Conference Notes

Collaborative Technologies Conference, Day 1

As a member of the Advisory Board for the Collaborative Technologies Conference 2006 in Boston, as well as the Track Chair for 11 of the sessions (which means I designed them and found great moderators and speakers to work them), I have “lived” CTC every day for the last 6 months. It has been really really difficult this week, then, to know that CTC is on in Boston and I’m not there. As an offset to that difficulty, however, is hearing through the blogs, by email and IM that people are finding it great.

Coverage of my Sessions from Day 1
Larry Cannell, IT Researcher at Ford Motor Company, moderated a panel on Calendaring. Yori Nelken, CEO of TimeBridge, was one of the speakers, and shares his impressions at the TimeBridge blog. Other speakers were Nathaniel Borenstein from IBM, John Robb of Zimbra, Gary Schwartz from RPI representing CalConnect, and Fran Rabuck from Airena. Alan Lepofsky wasn’t on the panel, but attended the session and shares his thoughts.

The Enterprise Collaboration Architectures track included three sessions:

  • Microsoft vs. Lotus: Comparative Analysis, presented by Peter O’Kelly and Mike Gotta from the Burton Group. Peter was happy with how it went. Alan Lepofsky (from IBM) was too. When I reviewed Peter and Mike’s slides in advanced of CTC, I told them both how impressed I was with their ability to communicate the essential points of both players as well as the points of difference. Well done again to the two of you.
  • Alternative Enterprise Collaboration Options, moderated by Mike Gotta, and with speakers from Adobe, Traction, SiteScape, Parlano and BEA Systems.
  • Open Source Collaboration Architecture for the Enterprise, moderated by Stephen O’Grady from Redmonk, and with speakers from Enomaly, CIGNEX, Zimbra and Alfresco. Alan Lepofsky has details.

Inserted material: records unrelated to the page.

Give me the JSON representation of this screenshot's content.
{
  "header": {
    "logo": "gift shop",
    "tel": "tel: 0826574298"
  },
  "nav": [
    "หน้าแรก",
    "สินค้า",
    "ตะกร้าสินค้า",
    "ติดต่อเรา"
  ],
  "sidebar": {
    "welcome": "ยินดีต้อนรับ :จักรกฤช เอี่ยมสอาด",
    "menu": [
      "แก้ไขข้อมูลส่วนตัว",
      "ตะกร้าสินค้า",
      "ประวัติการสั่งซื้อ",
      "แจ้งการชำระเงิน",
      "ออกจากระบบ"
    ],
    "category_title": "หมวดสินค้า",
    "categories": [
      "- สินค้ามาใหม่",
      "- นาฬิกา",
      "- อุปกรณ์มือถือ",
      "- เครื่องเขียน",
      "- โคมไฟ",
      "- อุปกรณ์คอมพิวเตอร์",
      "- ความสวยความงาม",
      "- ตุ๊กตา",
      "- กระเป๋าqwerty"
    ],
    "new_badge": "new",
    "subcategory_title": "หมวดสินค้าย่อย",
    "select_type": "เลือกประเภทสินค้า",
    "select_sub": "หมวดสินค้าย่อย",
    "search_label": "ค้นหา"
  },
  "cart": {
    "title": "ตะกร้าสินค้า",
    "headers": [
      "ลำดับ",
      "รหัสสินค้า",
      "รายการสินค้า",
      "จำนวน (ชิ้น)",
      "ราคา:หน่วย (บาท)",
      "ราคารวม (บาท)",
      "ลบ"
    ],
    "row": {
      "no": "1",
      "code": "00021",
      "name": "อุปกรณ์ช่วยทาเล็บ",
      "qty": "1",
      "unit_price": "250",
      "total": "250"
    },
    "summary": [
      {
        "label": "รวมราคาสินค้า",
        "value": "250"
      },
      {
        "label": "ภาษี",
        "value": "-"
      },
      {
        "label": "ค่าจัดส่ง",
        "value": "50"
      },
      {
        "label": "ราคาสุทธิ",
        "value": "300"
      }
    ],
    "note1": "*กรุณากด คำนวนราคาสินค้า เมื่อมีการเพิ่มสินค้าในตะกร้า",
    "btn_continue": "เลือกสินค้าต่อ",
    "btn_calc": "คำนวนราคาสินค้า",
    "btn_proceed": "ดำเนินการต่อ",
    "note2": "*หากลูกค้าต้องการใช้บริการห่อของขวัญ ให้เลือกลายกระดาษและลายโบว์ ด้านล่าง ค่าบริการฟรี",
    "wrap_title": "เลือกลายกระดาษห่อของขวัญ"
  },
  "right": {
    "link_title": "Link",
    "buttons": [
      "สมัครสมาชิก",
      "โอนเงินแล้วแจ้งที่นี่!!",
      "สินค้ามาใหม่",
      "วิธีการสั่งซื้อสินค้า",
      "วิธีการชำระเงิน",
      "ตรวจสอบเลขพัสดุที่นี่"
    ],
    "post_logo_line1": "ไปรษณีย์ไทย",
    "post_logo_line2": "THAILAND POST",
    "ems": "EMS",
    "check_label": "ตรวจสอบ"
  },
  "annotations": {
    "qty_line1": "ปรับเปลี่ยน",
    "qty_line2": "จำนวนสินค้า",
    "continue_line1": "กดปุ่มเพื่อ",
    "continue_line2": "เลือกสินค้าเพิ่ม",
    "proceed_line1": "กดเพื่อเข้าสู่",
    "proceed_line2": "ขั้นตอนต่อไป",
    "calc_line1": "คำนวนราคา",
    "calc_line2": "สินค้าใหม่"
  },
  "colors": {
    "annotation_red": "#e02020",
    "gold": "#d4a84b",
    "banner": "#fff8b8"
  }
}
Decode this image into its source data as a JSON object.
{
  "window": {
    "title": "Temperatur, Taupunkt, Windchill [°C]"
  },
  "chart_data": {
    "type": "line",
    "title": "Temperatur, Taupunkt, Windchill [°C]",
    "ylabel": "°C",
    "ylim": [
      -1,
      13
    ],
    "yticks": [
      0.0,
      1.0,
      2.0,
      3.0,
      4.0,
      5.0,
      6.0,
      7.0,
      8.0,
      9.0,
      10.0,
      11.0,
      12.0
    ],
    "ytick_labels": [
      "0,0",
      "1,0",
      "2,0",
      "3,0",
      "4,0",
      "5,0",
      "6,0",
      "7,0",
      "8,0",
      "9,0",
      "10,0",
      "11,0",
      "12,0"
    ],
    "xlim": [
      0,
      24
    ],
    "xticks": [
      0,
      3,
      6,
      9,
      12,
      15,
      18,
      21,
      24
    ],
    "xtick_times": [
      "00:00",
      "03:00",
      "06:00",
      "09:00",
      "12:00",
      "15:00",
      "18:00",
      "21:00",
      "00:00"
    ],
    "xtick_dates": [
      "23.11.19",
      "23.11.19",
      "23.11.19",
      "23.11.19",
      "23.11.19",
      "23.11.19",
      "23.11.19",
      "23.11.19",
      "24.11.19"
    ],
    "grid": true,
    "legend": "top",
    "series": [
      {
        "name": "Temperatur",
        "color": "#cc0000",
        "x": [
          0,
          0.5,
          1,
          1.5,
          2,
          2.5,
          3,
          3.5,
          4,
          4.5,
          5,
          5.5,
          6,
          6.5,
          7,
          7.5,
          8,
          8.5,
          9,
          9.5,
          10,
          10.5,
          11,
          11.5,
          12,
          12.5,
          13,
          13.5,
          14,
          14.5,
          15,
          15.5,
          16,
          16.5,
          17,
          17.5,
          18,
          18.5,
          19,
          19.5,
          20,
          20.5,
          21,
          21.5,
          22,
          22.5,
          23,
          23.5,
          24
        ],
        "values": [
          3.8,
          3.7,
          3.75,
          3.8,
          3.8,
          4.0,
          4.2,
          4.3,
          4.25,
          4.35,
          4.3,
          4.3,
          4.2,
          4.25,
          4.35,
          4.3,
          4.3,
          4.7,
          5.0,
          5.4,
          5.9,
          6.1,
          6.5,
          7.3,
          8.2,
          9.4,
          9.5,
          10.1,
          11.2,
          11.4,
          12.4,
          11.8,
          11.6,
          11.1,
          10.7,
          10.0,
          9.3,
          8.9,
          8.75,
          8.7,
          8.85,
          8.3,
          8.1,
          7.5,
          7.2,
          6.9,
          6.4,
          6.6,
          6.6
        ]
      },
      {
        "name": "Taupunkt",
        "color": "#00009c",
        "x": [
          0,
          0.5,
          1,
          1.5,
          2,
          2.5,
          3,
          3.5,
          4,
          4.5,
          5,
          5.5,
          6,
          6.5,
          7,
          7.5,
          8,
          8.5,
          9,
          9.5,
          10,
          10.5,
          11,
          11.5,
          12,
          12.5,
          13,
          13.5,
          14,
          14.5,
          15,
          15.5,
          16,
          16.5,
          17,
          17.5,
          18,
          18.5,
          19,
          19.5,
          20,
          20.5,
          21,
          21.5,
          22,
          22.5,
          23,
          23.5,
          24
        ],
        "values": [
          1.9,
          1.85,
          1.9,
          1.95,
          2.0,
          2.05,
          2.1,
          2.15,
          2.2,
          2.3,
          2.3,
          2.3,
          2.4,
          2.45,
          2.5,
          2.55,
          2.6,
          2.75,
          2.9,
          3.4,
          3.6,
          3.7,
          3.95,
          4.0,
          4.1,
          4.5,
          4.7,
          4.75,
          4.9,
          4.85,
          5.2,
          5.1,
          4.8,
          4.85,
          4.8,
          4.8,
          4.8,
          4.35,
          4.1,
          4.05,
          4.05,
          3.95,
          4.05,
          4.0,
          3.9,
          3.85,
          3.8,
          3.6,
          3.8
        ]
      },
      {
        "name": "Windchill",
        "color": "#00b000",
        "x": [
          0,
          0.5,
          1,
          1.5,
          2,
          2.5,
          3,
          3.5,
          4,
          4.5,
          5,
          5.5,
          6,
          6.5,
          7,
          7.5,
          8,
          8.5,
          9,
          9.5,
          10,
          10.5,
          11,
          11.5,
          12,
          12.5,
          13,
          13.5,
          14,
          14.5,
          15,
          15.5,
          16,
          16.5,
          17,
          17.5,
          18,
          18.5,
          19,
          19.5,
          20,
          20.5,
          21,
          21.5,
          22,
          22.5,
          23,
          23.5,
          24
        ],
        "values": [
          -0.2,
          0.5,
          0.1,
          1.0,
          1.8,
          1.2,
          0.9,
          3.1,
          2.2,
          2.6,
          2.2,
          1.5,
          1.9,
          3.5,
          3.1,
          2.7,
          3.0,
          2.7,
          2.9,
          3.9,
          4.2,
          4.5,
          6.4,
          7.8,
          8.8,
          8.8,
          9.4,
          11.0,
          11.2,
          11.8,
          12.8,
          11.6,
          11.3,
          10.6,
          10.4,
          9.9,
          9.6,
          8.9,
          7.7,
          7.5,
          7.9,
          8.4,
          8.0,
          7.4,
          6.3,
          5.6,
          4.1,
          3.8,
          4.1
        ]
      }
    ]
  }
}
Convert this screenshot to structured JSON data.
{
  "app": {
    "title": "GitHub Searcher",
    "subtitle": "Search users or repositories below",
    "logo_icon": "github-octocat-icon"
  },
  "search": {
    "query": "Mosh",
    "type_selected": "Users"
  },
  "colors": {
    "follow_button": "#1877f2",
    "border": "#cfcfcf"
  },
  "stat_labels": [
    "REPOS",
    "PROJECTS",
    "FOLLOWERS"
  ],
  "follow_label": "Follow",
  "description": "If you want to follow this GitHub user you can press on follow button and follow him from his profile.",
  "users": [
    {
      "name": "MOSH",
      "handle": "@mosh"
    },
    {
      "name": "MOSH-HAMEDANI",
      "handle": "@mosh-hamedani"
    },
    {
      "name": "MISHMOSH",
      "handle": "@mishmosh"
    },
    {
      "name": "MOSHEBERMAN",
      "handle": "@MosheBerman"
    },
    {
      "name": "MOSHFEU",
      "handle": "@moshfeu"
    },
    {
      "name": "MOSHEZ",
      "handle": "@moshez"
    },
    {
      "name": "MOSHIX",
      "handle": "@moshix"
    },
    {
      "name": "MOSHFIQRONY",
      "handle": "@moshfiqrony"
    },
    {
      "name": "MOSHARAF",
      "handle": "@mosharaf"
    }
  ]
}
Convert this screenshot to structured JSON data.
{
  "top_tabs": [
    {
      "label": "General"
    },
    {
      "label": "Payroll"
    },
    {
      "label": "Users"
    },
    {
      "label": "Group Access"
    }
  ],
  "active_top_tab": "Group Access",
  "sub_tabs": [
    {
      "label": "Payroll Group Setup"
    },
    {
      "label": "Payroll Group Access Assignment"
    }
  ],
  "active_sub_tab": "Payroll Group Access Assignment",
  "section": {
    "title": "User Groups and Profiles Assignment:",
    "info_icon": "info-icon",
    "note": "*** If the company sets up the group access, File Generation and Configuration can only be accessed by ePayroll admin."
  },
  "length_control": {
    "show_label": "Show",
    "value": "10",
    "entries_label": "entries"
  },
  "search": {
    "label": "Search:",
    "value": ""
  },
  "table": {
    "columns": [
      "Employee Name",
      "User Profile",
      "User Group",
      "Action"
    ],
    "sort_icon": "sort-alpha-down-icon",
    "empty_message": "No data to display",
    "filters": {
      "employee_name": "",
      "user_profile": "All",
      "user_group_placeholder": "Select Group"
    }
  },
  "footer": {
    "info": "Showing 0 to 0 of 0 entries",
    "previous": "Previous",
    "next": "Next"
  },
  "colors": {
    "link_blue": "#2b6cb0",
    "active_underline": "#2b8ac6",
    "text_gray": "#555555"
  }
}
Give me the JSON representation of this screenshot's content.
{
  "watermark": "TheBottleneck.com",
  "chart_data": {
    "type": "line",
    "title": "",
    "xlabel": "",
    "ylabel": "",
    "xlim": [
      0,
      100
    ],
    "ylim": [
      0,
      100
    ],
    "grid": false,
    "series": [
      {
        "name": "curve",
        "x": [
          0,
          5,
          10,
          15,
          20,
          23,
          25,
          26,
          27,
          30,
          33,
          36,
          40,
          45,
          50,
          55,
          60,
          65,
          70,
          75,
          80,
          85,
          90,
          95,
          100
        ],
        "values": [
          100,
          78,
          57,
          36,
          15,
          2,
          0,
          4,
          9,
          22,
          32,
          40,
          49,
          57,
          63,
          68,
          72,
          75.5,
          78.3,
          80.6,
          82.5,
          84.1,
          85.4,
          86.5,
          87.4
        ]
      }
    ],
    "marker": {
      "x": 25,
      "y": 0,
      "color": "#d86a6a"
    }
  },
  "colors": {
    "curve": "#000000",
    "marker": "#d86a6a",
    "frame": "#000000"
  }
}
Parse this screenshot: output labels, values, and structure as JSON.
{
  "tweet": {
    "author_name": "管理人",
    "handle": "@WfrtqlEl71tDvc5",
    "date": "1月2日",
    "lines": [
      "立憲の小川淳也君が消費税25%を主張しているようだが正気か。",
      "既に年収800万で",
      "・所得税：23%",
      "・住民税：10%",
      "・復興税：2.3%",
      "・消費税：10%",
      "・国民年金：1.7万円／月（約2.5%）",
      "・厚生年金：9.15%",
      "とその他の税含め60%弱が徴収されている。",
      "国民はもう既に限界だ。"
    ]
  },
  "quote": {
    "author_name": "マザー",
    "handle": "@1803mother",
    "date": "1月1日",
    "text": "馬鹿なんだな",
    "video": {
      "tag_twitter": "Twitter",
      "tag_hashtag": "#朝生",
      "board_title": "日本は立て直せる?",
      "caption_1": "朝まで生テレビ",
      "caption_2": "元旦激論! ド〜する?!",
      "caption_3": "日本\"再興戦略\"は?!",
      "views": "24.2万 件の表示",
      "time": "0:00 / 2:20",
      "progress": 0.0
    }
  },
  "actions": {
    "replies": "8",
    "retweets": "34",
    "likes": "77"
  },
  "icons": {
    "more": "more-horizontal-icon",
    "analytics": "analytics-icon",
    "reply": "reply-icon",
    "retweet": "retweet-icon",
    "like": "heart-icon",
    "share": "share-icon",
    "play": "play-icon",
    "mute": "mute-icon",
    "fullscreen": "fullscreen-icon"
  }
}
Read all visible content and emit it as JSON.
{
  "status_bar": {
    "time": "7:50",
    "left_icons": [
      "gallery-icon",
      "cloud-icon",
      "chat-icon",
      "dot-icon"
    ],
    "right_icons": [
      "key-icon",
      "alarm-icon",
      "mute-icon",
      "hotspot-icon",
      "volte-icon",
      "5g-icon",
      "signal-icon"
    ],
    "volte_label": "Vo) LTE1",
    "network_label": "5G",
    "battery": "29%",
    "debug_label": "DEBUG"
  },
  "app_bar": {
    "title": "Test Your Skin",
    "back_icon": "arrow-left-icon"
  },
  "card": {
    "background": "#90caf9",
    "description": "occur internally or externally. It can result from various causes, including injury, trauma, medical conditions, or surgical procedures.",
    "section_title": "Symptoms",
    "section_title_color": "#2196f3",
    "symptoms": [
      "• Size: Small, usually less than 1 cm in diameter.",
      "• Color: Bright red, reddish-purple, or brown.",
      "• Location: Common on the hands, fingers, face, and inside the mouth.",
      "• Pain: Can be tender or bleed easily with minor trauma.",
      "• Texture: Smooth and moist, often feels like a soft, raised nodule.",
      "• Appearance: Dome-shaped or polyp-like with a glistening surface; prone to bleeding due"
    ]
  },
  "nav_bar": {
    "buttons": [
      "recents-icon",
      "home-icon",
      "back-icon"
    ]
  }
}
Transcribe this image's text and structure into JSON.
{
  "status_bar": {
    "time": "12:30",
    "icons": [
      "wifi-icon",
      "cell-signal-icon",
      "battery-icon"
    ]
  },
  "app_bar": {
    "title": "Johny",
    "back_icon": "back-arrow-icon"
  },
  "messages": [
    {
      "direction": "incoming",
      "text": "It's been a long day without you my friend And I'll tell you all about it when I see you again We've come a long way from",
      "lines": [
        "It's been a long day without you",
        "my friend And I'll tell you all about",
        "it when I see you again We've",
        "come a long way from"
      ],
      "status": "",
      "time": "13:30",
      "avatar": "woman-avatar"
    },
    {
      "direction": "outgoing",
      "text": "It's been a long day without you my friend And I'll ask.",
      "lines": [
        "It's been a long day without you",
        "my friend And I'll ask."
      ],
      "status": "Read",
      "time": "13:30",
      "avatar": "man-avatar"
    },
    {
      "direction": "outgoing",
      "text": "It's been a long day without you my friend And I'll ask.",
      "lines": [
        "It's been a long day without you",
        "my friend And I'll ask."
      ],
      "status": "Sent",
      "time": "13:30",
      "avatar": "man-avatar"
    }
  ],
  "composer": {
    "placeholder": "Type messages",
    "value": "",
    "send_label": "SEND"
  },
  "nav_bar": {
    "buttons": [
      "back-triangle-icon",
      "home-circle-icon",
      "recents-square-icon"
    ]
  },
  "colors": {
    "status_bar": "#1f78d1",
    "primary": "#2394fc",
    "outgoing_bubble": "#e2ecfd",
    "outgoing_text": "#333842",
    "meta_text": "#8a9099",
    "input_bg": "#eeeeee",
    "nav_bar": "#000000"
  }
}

Thank you to everyone in my sessions who did such a great job of speaking and discussing these topics. I’m proud of you all.

Coverage of Other Sessions
John Seely Brown talked about the Future of Collaboration. Stowe Boyd, Ross Mayfield, Steve Borsch and Lars Ploughmann share their impressions.

Mike Rhodin, GM at IBM for Notes/Domino gave one of the keynotes on Day 1. Ross Mayfield, Stowe Boyd and Lars Ploughmann have notes. Ed Brill wasn’t there, but shares his response to some of the blog posts.

Matthew Glotzbach, head of Enterprise Products at Google talked on Consumer lessons for business collaboration. Ross Mayfield writes:

He says we are moving from the office worker (1950-1980s) to knowledge worker (1980s-1990s) to self-directed innovator (21st century). These innovators need talent, direction and information (ideally photographic memory, your company’s collective wisdom and the world’s information). They are not process driven, collaborates with a broad network of friends and colleagues, has intermingled personal and work lives, needs information when not at her desk, does not spend mjority of time in a single application and tends not to be patient.

Lars Ploughmann has a mindmap.

Jeffrey Stamps and Jessica Lipnack talked about Collaborating in the networked organization. Lars Ploughmann has a mindmap with his notes

Jason Fried from 37signals talked on Agile Collaboration. Key points from Lars Ploughmann: keep your teams small, keep them apart, and make tiny decisions.